Com efeito, o legislador teria sido mais feliz exatamente se tivesse usado esse aspecto espacial como elemento subjetivo especial do injusto (preferimos esta terminologia àquela da teoria clássifica “dolo específico”), o que não fez.
Teria sido melhor elaborada a redação do § 5º se o legislador tivesse, por exemplo, se utilizado do tradicional elemento subjetivo especial do injusto, isto é, prevendo, como especial fim de agir, a venda ou transporte “para outro Estado ou para o exterior”. Como se sabe, o especial fim de agir, embora amplie o aspecto subjetivo do tipo, não integra o dolo nem se confunde com ele. Efetivamente, os elementos subjetivos especiais do injusto especificam o dolo, sem com ele se confundir. Não é necessário que se concretizem, sendo suficiente que existam no psiquismo do autor.

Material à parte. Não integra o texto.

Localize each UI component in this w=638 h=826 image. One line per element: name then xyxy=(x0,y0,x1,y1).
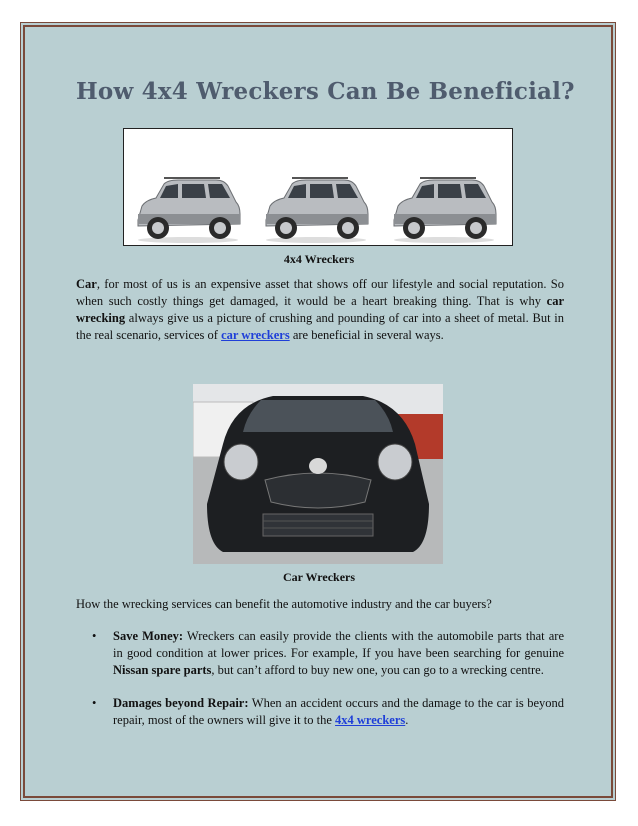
suv-icon xyxy=(390,176,498,244)
intro-text1: , for most of us is an expensive asset that shows off our lifestyle and social reputation. So when such costly things get damaged, it would be a heart breaking thing. That is why xyxy=(76,277,564,308)
4x4-wreckers-link[interactable]: 4x4 wreckers xyxy=(335,713,406,727)
car-wreckers-link[interactable]: car wreckers xyxy=(221,328,290,342)
bullet-icon: • xyxy=(92,629,97,643)
list-item-save-money xyxy=(76,628,564,679)
figure2-caption: Car Wreckers xyxy=(282,570,356,584)
figure1-caption: 4x4 Wreckers xyxy=(283,252,355,266)
figure-suvs xyxy=(123,128,513,246)
list-item-damages-beyond-repair xyxy=(76,695,564,729)
suv-icon xyxy=(134,176,242,244)
suv-icon xyxy=(262,176,370,244)
intro-paragraph xyxy=(76,276,564,344)
page-title: How 4x4 Wreckers Can Be Beneficial? xyxy=(76,78,575,105)
bullet-text: When an accident occurs and the damage to the car is beyond repair, most of the owners will give it to the xyxy=(113,696,564,727)
bullet-icon: • xyxy=(92,696,97,710)
question-paragraph: How the wrecking services can benefit the automotive industry and the car buyers? xyxy=(76,597,492,611)
bullet-text: . xyxy=(405,713,409,727)
bullet-heading: Damages beyond Repair: xyxy=(113,696,249,710)
benefits-list xyxy=(76,628,564,745)
intro-text2: always give us a picture of crushing and pounding of car into a sheet of metal. But in the real scenario, services of xyxy=(76,311,564,342)
bullet-heading: Save Money: xyxy=(113,629,184,643)
bullet-bold: Nissan spare parts xyxy=(113,663,212,677)
figure-black-car-photo xyxy=(193,384,443,564)
intro-text3: are beneficial in several ways. xyxy=(289,328,444,342)
intro-bold-car-wrecking: car wrecking xyxy=(76,294,564,325)
intro-lead: Car xyxy=(76,277,97,291)
bullet-text: Wreckers can easily provide the clients with the automobile parts that are in good condition at lower prices. For example, If you have been searching for genuine xyxy=(113,629,564,660)
bullet-text: , but can’t afford to buy new one, you can go to a wrecking centre. xyxy=(211,663,544,677)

Na nossa concepção doutrinária, para a configuração da nova qualificadora, não basta que a subtração seja de veículo automotor: é indispensável que este “venha a ser transportado para outro Estado ou para o exterior”, segundo consta do § 5º, como ocorreu na hipótese proposta, sendo irrelevante, portanto, que não tenha entrado no Paraguai. Se o veículo automotor ficar na mesma unidade federativa, não incidirá a qualificadora, pois essa elementar integra o aspecto material dessa especial figura qualificada.
Com efeito, a incidência da qualificadora, nos termos legais, exige que o veículo tenha ultrapassado os limites territoriais do Estado-membro (como ocorreu, na hipótese proposta) ou do próprio território nacional, pois se trata de elementar objetiva espacial. Logo, o crime é qualificado nos termos do § 5º (transportar para outro Estado), como ocorreu no enunciado proposto.
Essa qualificadora cria um problema sério sobre o momento consumativo da nova figura delitiva. Afinal, pode um tipo penal apresentar dois momentos consumativos distintos, um no momento da subtração e outro quando ultrapassar a fronteira de um Estado federado ou do próprio País? Com efeito, quando o agente pratica a subtração de um veículo automotor, em princípio é impossível saber, com segurança, se será transportado para outro Estado ou para fora do território nacional. Assim, essa qualificadora somente se consuma quando o veículo ingressa objetivamente em outro Estado ou em território estrangeiro, independentemente da existência de algum fim especial.
Obs: este texto preteomente fazer um contraponto ao texto do prof. NUcci.